Lew Wallace: An Autobiography, Volume I, pg. 52.

"My rating at school was the worst; yet, strange to say, education went on with me, for I was acquiring a habit of reading. Looking back to the thrashings I took stoically and without a whimper, I console myself thinking of the successful lives there have been with not a jot of algebra in them."
Lew Wallace: An Autobiography, Volume I, pg. 54.

"To be able to laugh at himself is pretty good evidence that one has reached the philosophic stage of life; to invite others to join him in the laugh is a final test conclusive of the fact."
Lew Wallace: An Autobiography, Volume I, pg. 35.

Dreaming of the perfect wife.

"My noblest dream of life has been one of fame, but my holiest of her whom Fate shall give me for a wife. She must have high qualities to command me. In my aspirations her spirit must follow mine in my war for the world’s bubbles, not as a squaw her savage husband, but by my side, a woman’s yet an equal spirit?She is waiting for me somewhere in the cool shadows of tonight, and I wait for her. She will love me and I shall make her famous by my pen and glorious by my sword."
Lew Wallace: An Autobiography, Volume I, pgs. 198-199.

On Politics and War.

"In the nature of things Freedom and Slavery cannot be coexistent. I could not bring myself to defend the institution of slavery, my sympathies would side with the fugitive against his master. In all nature there was nothing more natural than the yearning for freedom."
Lew Wallace: An Autobiography, Volume I, pgs. 238-239.

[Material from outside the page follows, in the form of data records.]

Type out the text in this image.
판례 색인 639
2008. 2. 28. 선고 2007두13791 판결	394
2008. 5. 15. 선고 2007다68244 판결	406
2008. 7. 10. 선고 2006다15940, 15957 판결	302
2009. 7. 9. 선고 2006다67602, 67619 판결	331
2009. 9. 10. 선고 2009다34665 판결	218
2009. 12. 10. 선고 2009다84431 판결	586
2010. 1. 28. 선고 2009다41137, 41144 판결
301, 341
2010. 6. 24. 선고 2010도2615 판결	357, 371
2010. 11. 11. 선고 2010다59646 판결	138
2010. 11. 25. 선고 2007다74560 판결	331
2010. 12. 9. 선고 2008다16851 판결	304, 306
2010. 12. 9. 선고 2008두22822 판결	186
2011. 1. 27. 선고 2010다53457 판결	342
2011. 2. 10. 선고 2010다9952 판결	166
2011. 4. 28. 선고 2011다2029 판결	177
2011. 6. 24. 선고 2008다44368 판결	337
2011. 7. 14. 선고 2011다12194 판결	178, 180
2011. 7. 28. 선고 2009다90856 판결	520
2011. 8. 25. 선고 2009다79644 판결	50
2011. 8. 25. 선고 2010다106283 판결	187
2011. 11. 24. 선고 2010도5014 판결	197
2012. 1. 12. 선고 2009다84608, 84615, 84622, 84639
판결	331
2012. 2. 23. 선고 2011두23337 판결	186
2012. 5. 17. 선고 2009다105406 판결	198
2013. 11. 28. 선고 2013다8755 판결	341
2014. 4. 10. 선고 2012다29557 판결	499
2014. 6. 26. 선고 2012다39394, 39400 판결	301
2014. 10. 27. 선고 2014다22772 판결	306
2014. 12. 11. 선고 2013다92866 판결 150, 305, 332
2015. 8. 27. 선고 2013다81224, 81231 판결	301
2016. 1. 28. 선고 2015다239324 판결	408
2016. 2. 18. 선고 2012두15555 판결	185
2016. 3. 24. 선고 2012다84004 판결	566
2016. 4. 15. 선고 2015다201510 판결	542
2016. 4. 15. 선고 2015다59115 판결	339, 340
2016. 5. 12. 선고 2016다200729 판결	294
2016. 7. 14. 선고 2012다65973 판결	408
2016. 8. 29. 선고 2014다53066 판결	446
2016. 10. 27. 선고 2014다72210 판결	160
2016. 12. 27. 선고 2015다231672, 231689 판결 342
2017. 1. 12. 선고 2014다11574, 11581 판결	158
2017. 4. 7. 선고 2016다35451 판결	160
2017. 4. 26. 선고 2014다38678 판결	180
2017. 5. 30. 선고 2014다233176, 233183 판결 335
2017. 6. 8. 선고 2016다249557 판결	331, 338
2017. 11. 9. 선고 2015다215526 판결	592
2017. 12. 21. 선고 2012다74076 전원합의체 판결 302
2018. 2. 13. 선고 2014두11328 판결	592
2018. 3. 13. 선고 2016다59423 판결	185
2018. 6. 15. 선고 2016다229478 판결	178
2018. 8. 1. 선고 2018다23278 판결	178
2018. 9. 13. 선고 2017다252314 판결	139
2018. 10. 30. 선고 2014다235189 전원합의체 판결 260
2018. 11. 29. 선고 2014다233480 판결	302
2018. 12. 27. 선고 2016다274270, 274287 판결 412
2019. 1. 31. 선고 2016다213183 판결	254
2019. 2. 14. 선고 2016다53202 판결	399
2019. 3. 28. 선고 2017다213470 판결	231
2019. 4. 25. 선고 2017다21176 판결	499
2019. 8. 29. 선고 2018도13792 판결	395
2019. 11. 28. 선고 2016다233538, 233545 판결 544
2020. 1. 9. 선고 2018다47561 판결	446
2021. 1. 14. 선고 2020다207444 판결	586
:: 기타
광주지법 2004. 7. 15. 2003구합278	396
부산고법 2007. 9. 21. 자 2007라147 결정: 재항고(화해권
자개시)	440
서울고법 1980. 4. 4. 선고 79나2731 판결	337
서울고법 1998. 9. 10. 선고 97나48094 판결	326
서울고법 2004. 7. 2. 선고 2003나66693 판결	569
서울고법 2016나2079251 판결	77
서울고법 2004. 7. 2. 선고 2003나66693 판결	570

"May a man tell what he can do until he tries? That, I take it, is the soul of the Americanism which has made us a peculiar people, almost separatists."
Lew Wallace: An Autobiography, Volume I, pg. 269.

"My greatest personal satisfaction was due to discovery of the fact that in the confusion and feverish excitement of real battle, I could think."
Lew Wallace: An Autobiography, Volume I, pg. 437.

"I find my interest in battles rather increased than otherwise – in fact, I like the excitement, and in very truth, I never heard music as fascinating and grand as that of battle."
Lew Wallace to his wife, Susan, Feb. 27, 1862.

"Where I got the confidence that possessed me – sometimes there steals into the reflection a vague suspicion that the thing called courage, if a quality at all, is chiefly compounded of inexperience and ignorance."
Lew Wallace: An Autobiography, Volume I, pg. 454.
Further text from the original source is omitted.